Des milliers d'intermittents défendent leur statut dans la rue

Par @Culturebox
Mis à jour le 20/03/2014 à 19H01, publié le 20/03/2014 à 15H50
A la manifestation des intermittents, le 20 mars 2014 à Paris.

A la manifestation des intermittents, le 20 mars 2014 à Paris.

© Citizenside / Christophe Estassy / AFP

Plusieurs milliers d'intermittents ont manifesté jeudi après-midi à Paris, alors que se tenait l'ultime séance de négociations sur l'assurance-chômage qui décidera de l'avenir de leur régime. Les intermittents se sont également mobilisés à Marseille, Lyon et Reims.

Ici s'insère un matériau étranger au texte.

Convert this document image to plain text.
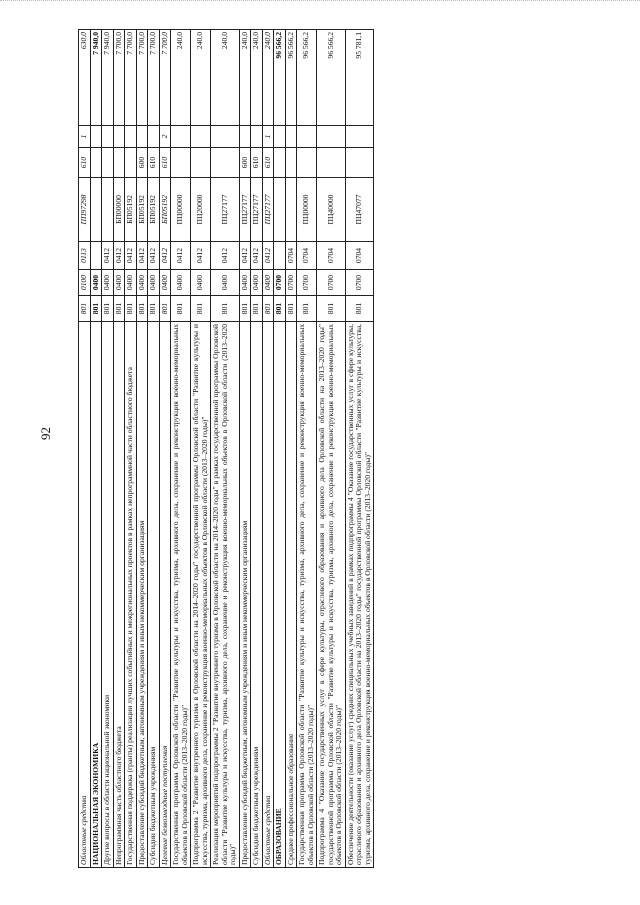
92
Областные средства	801	0100	0113	ПП97298	610	1	630,0
НАЦИОНАЛЬНАЯ ЭКОНОМИКА	801	0400					7 940,0
Другие вопросы в области национальной экономики	801	0400	0412				7 940,0
Непрограммная часть областного бюджета	801	0400	0412	БП00000			7 700,0
Государственная поддержка (гранты) реализации лучших событийных и межрегиональных проектов в рамках непрограммной части областного бюджета	801	0400	0412	БП05192			7 700,0
Предоставление субсидий бюджетным, автономным учреждениям и иным некоммерческим организациям	801	0400	0412	БП05192	600		7 700,0
Субсидии бюджетным учреждениям	801	0400	0412	БП05192	610		7 700,0
Целевые безвозмездные поступления	801	0400	0412	БП05192	610	2	7 700,0
Государственная программа Орловской области "Развитие культуры и искусства, туризма, архивного дела, сохранение и реконструкция военно-мемориальных объектов в Орловской области (2013–2020 годы)"	801	0400	0412	ПЦ00000			240,0
Подпрограмма 2 "Развитие внутреннего туризма в Орловской области на 2014–2020 годы" государственной программы Орловской области "Развитие культуры и искусства, туризма, архивного дела, сохранение и реконструкция военно-мемориальных объектов в Орловской области (2013–2020 годы)"	801	0400	0412	ПЦ20000			240,0
Реализация мероприятий подпрограммы 2 "Развитие внутреннего туризма в Орловской области на 2014–2020 годы" в рамках государственной программы Орловской области "Развитие культуры и искусства, туризма, архивного дела, сохранение и реконструкция военно-мемориальных объектов в Орловской области (2013–2020 годы)"	801	0400	0412	ПЦ27177			240,0
Предоставление субсидий бюджетным, автономным учреждениям и иным некоммерческим организациям	801	0400	0412	ПЦ27177	600		240,0
Субсидии бюджетным учреждениям	801	0400	0412	ПЦ27177	610		240,0
Областные средства	801	0400	0412	ПЦ27177	610	1	240,0
ОБРАЗОВАНИЕ	801	0700					96 566,2
Среднее профессиональное образование	801	0700	0704				96 566,2
Государственная программа Орловской области "Развитие культуры и искусства, туризма, архивного дела, сохранение и реконструкция военно-мемориальных объектов в Орловской области (2013–2020 годы)"	801	0700	0704	ПЦ00000			96 566,2
Подпрограмма 4 "Оказание государственных услуг в сфере культуры, отраслевого образования и архивного дела Орловской области на 2013–2020 годы" государственной программы Орловской области "Развитие культуры и искусства, туризма, архивного дела, сохранение и реконструкция военно-мемориальных объектов в Орловской области (2013–2020 годы)"	801	0700	0704	ПЦ40000			96 566,2
Обеспечение деятельности (оказание услуг) средних специальных учебных заведений в рамках подпрограммы 4 "Оказание государственных услуг в сфере культуры, отраслевого образования и архивного дела Орловской области на 2013–2020 годы" государственной программы Орловской области "Развитие культуры и искусства, туризма, архивного дела, сохранение и реконструкция военно-мемориальных объектов в Орловской области (2013–2020 годы)"	801	0700	0704	ПЦ47077			95 781,1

Sous un soleil printanier, le cortège s'est ébranlé en début d'après-midi de la place de l'Odéon et a rejoint en fin d'après-midi le siège parisien du Medef, non loin du Champ de Mars. Dans le défilé se mêlaient char de marionnettes géantes, orchestre de jazz, percussions brésiliennes, comédiens sur des échasses ou encore quelques poussettes. 
Plusieurs dizaines d'intermittents ont par ailleurs investi l'Opéra Garnier dans l'après-midi, déployant une banderole sur son grand balcon et comptant bien "y rester", selon Loïc Cantrot, de la CGT-Spectacle.
 
Selon la CGT, la mobilisation était plus forte ce jeudi que lors de la manifestation du 27 février, qui avait rassemblé 7.000 intermittents à Paris d'après le comptage du syndicat.
 
"Ce métier ne peut pas se faire sans les intermittents. Cela nous permet de faire des films de qualité, avec des techniciens de qualité", a déclaré à Patrice Martineau, un des réalisateurs de la série "Un village Français", précisant que chaque jour 80 intermittents travaillaient sur le tournage de cette série phare de France 3. D'autres équipes figuraient parmi les manifestants, dont celles des séries "Falco" et "Profilage", diffusées sur TF1.
A Marseille, Lyon et Reims aussi
Les intermittents se sont également mobilisés dans plusieurs villes de France. A Marseille, environ 600 intermittents selon les organisateurs, 450 selon la police, ont envahi le Musée des civilisations de l'Europe et de la Méditerranée (Mucem) à l'issue de leur manifestation au départ de la Canebière. Ils occupaient toujours le bâtiment à 17h, encadrés par des forces de police.

"Tant que les propositions que nous faisons ne sont pas prises en compte, nous ne quitterons pas les lieux", a déclaré à l'AFP Catherine Lecoq, syndicaliste CGT.
 
A Lyon, quelque 250 manifestants s'étaient rassemblés sur la place Bellecour en début d'après-midi, selon la préfecture. Une partie d'entre eux, mêlant intermittents et précaires, a ensuite investi les locaux de la CGPME.
 
A Reims, une centaine d'artistes et techniciens ont également défilé jeudi en scandant "Intermittents: culture pour tous". Les manifestants avaient prévu un pique-nique et des prises de paroles devant les locaux du Medef.
 
Où en sont les discussions ?
Les partenaires sociaux doivent fixer les droits de l'ensemble des chômeurs et le montant des cotisations des salariés et des employeurs pour les années à venir. Ils doivent jongler avec un taux de chômage proche de son record historique (2,24 millions de personnes indemnisées) et un déficit global du régime qui pourrait atteindre plus de 4 milliards d'euros à la fin de l'année.
 
Dans cet ensemble, les intermittents du spectacle représentent environ 112.000 personnes indemnisées et le surcoût de leur régime d'indemnisation, plus favorable, est estimé entre 300 et 350 millions d'euros.
Le mois dernier, le Medef est entré dans la négociation avec une proposition choc: la suppression du régime spécifique des intermittents du spectacle et leur réintégration dans le régime général. Depuis, "le Medef a pris en compte notre mobilisation et ne propose plus de supprimer le régime des intermittents. Mais tout ce qu'il propose, c'est de réduire les allocations et refuse une remise à plat complète du régime", déplore Eric Aubin, chef de file de la CGT dans la négociation sur l'assurance-chômage. 
 
De source syndicale, le patronat propose également l'augmentation des cotisations salariés-employeurs et l'ouverture de négociations avec l'Etat d'ici la fin de l'année. 
 
Ces deux pistes font partie des mesures préconisées par certains syndicats d'employeurs et de salariés du secteur, qui en échange proposent un assouplissement des conditions d'accès à l'indemnisation (actuellement 507 heures travaillées sur dix mois). Ce dernier point ne figure toutefois pas dans le projet du Medef.